Intel 471 notes that Trickbot administrators last week updated the plugin server configuration file with 15 new IPs. They kept two older addresses along with the server’s .onion domain, reachable through the Tor anonymity network.
Sherrod DeGrippo, Senior Director of Threat Research at Proofpoint, told BleepingComputer that Trickbot campaigns had switched to new C2 channels. She added that the initial actions against the botnet did not cause “a direct noticeable change in malicious email disruption leveraging Trickbot.”
The tables are turning
In a blog post today, Microsoft provides an update on the Trickbot disruption operation saying that together with its partners across the world they worked to disable 94% of Trickbot’s critical infrastructure.
“As of October 18, we’ve worked with partners around the world to eliminate 94% of Trickbot’s critical operational infrastructure including both the command-and-control servers in use at the time our action began and new infrastructure Trickbot has attempted to bring online” – Microsoft
Microsoft says that on October 18, 120 out of 128 Trickbot servers have fallen across the world since the beginning of the operation.
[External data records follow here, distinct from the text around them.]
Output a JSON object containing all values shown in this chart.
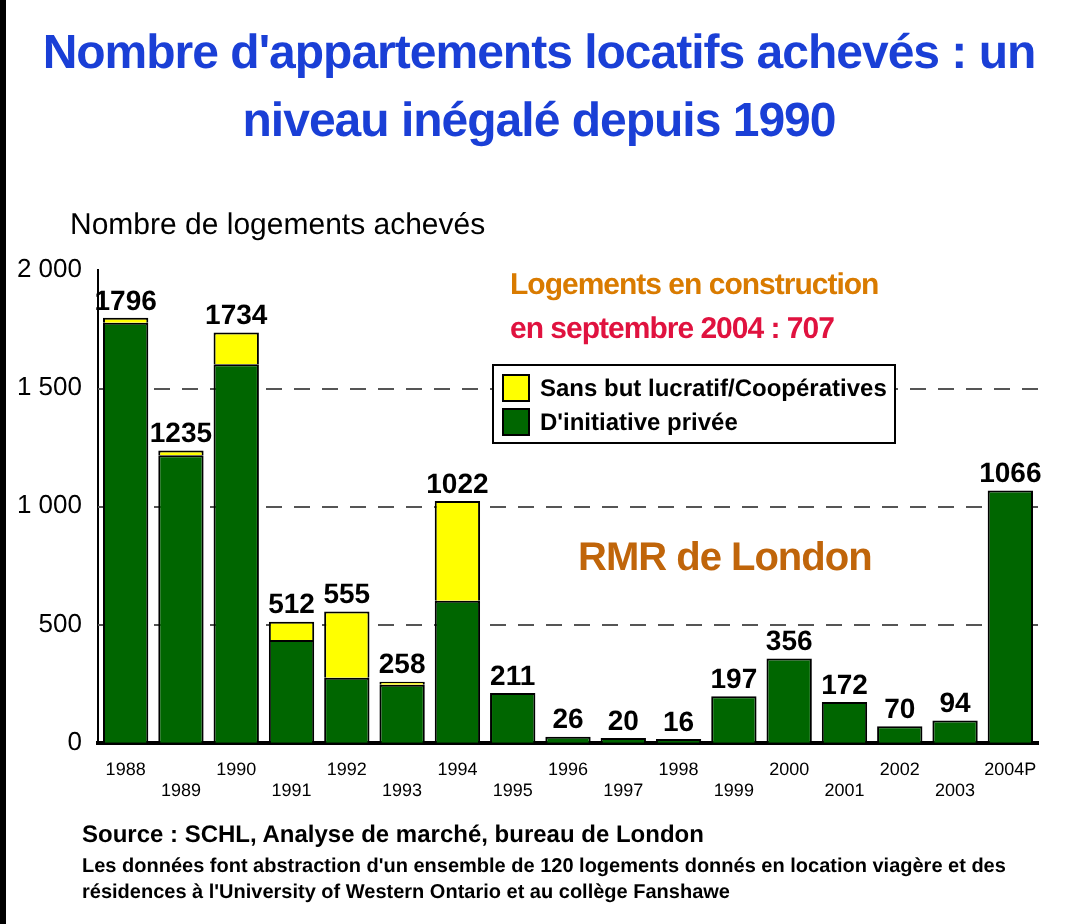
{
  "chart_data": {
    "type": "bar",
    "title": "Nombre d'appartements locatifs achevés : un niveau inégalé depuis 1990",
    "ylabel": "Nombre de logements achevés",
    "categories": [
      "1988",
      "1989",
      "1990",
      "1991",
      "1992",
      "1993",
      "1994",
      "1995",
      "1996",
      "1997",
      "1998",
      "1999",
      "2000",
      "2001",
      "2002",
      "2003",
      "2004P"
    ],
    "stacked": true,
    "series": [
      {
        "name": "D'initiative privée",
        "color": "#006600",
        "values": [
          1775,
          1215,
          1600,
          435,
          275,
          245,
          600,
          211,
          26,
          20,
          16,
          197,
          356,
          172,
          70,
          94,
          1066
        ]
      },
      {
        "name": "Sans but lucratif/Coopératives",
        "color": "#ffff00",
        "values": [
          21,
          20,
          134,
          77,
          280,
          13,
          422,
          0,
          0,
          0,
          0,
          0,
          0,
          0,
          0,
          0,
          0
        ]
      }
    ],
    "totals": [
      "1796",
      "1235",
      "1734",
      "512",
      "555",
      "258",
      "1022",
      "211",
      "26",
      "20",
      "16",
      "197",
      "356",
      "172",
      "70",
      "94",
      "1066"
    ],
    "ylim": [
      0,
      2000
    ],
    "yticks": [
      0,
      500,
      {
        "value": 1000,
        "label": "1 000"
      },
      {
        "value": 1500,
        "label": "1 500"
      },
      {
        "value": 2000,
        "label": "2 000"
      }
    ],
    "grid": "y",
    "legend": "top right",
    "annotations": [
      "Logements en construction",
      "en septembre 2004 : 707",
      "RMR de London",
      "Source : SCHL, Analyse de marché, bureau de London",
      "Les données font abstraction d'un ensemble de 120 logements donnés en location viagère et des résidences à l'University of Western Ontario et au collège Fanshawe"
    ]
  }
}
Trickbot’s core infrastructure includes internet-of-things (IoT) devices for controlling the botnet. Microsoft and its partners identified seven of them, all in the process of being disabled.
This success does not mean the fight is getting to an end. Trickbot’s unique architecture requires constant action against it to minimize resurrection chances.
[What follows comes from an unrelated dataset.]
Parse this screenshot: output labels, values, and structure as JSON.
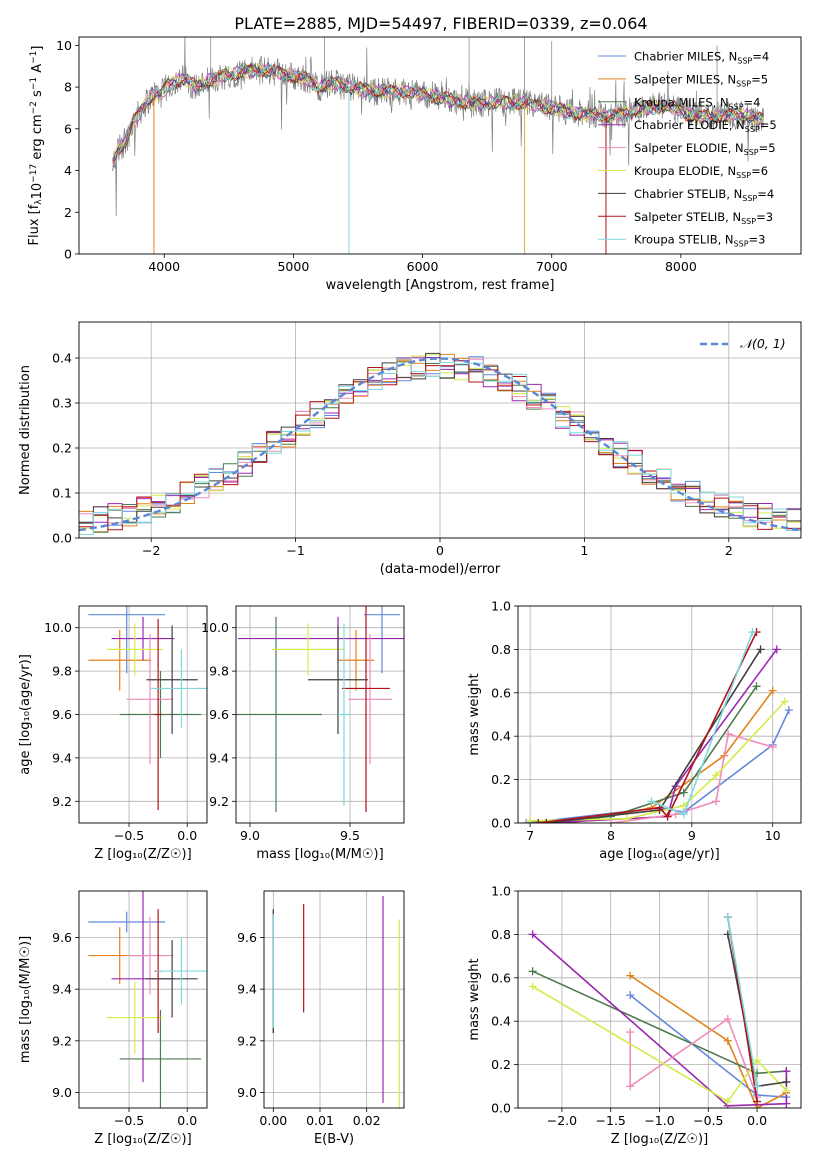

These efforts will continue until at least November 3, the day of the U.S. Presidential election, aided by new court orders to take down freshly activated servers in the country.
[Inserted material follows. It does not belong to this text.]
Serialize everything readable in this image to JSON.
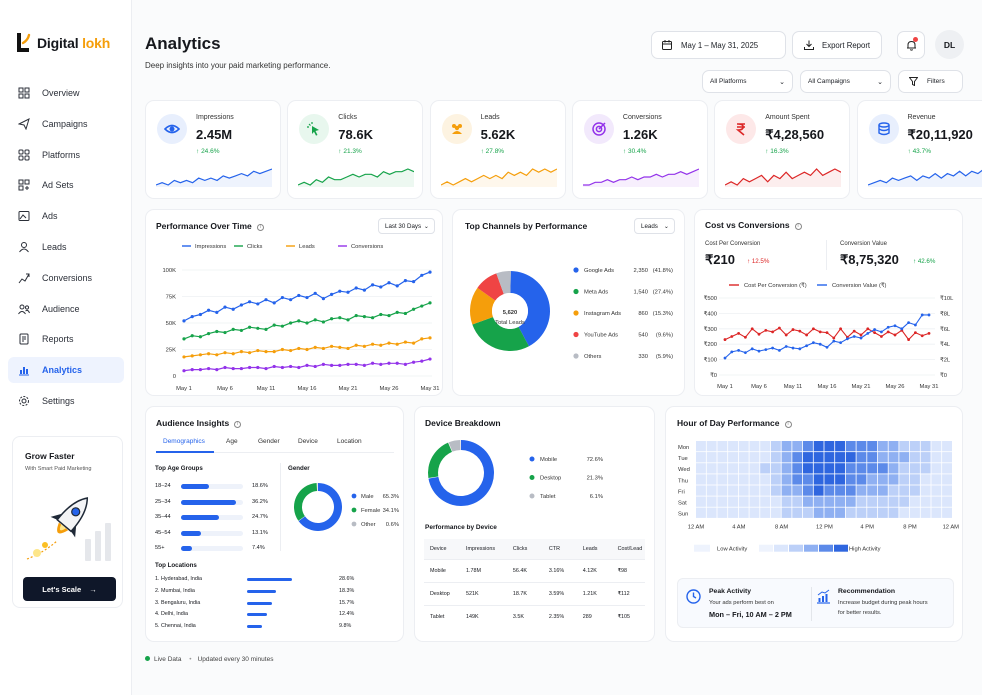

“As we continue to cut off these new servers, our partners are also working to clean and remediate the compromised IoT devices, especially routers, that the Trickbot operators are using as non-traditional command-and-control infrastructure” – Microsoft
As TrickBot is hosting command and control servers on customer and business routers, Microsoft is working with internet service providers (ISPs) to help fix the devices without interrupting legitimate traffic.
For the time being, Trickbot administrators are busy setting up new infrastructure, which takes time and a toll on the frequency of fresh attacks.
Microsoft says that they were able to identify new servers and go through the legal channels to disable them in less than three hours. In one case, a hosting provider took down a Trickbot server in less than six minutes since receiving the notification about the illegal activity.
In a Trickbot malware sample distributed on October 19, Intel 471 identified 16 new C2 botnet servers dispersed globally, none of them currently responding to requests from infected systems.
Tough to kill
Some Trickbot servers are still active in Brazil, Colombia, Indonesia, and Kyrgyzstan, Intel 471 says. Furthermore, the botnet’s administrators still have partners willing to spread their malware.
Even if these efforts do not cause Trickbot to dwindle into extinction, the botnet may die on its own; but only because threat actors are moving to BazarLoader, a trojan increasingly used by Trickbot operators to target high-value enterprises and deploy Ryuk ransomware on their networks.
“Prior to the disruption, we had already observed some actors that were previously distributing Trickbot switch to BazaLoader, which has been linked by code similarity to Trickbot” – Sherrod DeGrippo, Proofpoint
DeGrippo also said that Proofpoint has not seen any direct evidence about Trickbot targeting election-related organizations or of its distribution with election-themed messages.